MIAMI (AP) — A new model of health care run by doctors and hospitals is growing and saving money in the taxpayer-funded Medicare program, according to a new report from the federal government. However, experts say most patients still don’t understand how an Accountable Care Organization works.
And while early data shows financial improvements, experts say it’s too early to know the long-term financial impact.
The organizations are networks of doctors, hospitals and other providers who coordinate care in an effort to keep patients out of the hospital. They have become more common as the federal government shifts from a Medicare model that rewards volume to one that creates incentives for quality outcomes, such fewer infections and a reduction in unnecessary tests.
The programs are difficult for doctors and patients to understand, but their impact is real. For example, when a patient undergoes knee replacement surgery, they likely see their primary care doctor, orthopedic doctor, surgeon, visit a rehab facility and attend physical therapy. All of those providers work for different entities, so the federal government uses various incentives so the providers will communicate more effectively with the hope that the patient will get better care at a lower cost.

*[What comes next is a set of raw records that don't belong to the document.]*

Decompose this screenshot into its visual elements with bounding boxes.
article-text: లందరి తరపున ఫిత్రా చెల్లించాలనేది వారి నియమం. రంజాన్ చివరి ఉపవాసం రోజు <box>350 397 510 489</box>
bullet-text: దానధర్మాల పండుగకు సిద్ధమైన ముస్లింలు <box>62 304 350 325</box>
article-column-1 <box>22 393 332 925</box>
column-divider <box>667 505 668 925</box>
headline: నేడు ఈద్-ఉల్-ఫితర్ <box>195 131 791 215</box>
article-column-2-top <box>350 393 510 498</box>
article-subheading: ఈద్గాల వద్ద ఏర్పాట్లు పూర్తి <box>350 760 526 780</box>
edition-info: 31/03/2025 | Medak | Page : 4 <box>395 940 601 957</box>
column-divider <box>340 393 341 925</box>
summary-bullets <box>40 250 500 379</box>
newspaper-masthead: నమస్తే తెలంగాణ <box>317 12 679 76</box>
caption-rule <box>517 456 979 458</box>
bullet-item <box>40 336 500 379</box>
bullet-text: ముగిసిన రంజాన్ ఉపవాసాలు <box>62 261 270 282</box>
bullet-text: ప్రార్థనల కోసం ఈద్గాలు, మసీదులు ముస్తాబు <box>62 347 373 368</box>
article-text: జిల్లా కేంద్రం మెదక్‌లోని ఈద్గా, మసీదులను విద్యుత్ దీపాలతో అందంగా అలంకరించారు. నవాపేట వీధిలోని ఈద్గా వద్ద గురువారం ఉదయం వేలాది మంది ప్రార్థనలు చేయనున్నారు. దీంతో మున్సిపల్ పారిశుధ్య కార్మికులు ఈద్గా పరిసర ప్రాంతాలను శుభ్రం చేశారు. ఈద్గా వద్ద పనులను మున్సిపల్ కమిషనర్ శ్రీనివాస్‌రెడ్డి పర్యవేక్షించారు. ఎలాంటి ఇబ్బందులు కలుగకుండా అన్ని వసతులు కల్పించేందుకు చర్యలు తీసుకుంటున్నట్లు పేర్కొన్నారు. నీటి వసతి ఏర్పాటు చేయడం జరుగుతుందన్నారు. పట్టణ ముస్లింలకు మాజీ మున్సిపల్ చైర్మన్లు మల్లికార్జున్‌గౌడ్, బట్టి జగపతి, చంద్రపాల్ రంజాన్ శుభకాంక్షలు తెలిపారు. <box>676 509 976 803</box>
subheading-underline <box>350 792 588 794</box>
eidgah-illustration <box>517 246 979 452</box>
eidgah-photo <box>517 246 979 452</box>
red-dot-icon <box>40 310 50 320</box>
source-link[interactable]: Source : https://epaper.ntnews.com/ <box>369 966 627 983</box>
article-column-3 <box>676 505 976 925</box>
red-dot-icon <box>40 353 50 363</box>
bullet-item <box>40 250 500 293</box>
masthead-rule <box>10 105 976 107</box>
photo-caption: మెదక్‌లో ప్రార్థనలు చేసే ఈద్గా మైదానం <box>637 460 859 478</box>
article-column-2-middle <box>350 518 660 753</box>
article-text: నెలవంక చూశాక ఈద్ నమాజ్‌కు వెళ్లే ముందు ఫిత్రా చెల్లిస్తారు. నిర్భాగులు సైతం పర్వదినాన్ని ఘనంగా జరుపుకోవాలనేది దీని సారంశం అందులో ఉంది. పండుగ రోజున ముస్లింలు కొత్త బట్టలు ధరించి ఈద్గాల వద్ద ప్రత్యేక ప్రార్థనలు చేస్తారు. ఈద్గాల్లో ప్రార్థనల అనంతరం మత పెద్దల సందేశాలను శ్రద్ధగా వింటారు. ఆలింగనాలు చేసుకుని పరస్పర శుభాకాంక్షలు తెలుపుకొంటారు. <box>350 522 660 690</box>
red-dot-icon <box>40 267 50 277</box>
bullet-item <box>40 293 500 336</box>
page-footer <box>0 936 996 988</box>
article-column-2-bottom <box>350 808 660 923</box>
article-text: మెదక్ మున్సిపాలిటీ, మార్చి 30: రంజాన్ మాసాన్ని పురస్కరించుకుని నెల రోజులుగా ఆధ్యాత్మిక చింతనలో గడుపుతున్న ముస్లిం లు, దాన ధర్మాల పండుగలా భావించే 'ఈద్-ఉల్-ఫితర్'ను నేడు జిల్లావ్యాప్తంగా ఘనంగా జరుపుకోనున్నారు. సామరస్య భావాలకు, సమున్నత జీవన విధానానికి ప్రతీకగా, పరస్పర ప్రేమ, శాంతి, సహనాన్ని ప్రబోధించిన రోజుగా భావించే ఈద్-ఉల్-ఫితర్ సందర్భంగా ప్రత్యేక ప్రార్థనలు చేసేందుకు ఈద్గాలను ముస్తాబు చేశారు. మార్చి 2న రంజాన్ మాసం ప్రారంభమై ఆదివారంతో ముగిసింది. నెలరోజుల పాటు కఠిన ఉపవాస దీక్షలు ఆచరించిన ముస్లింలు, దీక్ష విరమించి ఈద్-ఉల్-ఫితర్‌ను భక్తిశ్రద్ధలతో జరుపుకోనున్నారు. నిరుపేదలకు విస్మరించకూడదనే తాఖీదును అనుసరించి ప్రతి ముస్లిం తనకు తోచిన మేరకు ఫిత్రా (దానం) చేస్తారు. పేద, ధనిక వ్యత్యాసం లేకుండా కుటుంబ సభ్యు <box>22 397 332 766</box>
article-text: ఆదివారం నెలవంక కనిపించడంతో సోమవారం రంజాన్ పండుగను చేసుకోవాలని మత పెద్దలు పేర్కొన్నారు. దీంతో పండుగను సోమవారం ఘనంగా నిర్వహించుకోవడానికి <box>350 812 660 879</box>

There are now roughly 420 such organizations in the Medicare program serving 7.8 million patients, with more expected to enter the market in January. The Obama administration is aiming to have alternative programs like Accountable Care Organizations account for 50 percent of Medicare reimbursements by 2018.
The organizations can receive bonuses if they create savings above a certain threshold. Twenty so-called Pioneer ACOs and 333 so-called Medicare Shared Shavings Program ACOs generated more than $411 million in savings in 2014. Nearly 100 ACOs also saved enough money to get a piece of more than $422 million, according to a recent report from the Centers for Medicare and Medicaid Services.
However, three out of four Affordable Care Organizations did not reduce spending enough to earn bonuses, according to the report released late last month from the Centers for Medicare and Medicaid Services. And at least five of them generated losses.
“ACOs haven’t taken a big step backward, but they haven’t taken a leap forward. They’ve been holding steady. They’ve grown, but their savings have been the same proportionately with roughly 1 out of 4 saving money,” said Kavita Patel, a fellow in economics study at the nonprofit independent Brookings Institution.
The organizations can choose to operate at varying levels of risk, on one end, higher potential bonuses also means increased liability for losses; at the other, they can be shielded from losses but sacrifice bonuses. Only a few agreed to take on the highest risk; the challenge is getting others to take on greater risk, Patel said.
“There were a lot of ACOs that lost money, but they didn’t pay anything back ... but that can’t go on forever,” Patel said.
Twenty-nine percent of the 55 million Medicare patients in the U.S. are covered by private insurers through Medicare Advantage. The rest remain in the traditional fee-for-service coverage that federal health officials want to change. However, those in ACOs lack clarity on how the organizations work, experts say.
“Patients and physicians don’t really have any kind of handle on their role in any of it, especially patients,” said Patel, who is also a primary care doctor in Baltimore.
Currently, the federal government assigns Medicare beneficiaries to Affordable Care Organizations. But starting next year, a test program will be allowed to recruit patients directly, just as insurance companies do.
“We all have more work to do so beneficiaries understand what it means to be in an ACO,” said Sean Cavanaugh, a Medicare deputy administrator. “But we know patients in ACOs report they’re receiving better care in ACOs, even if they don’t fully understand the concept.”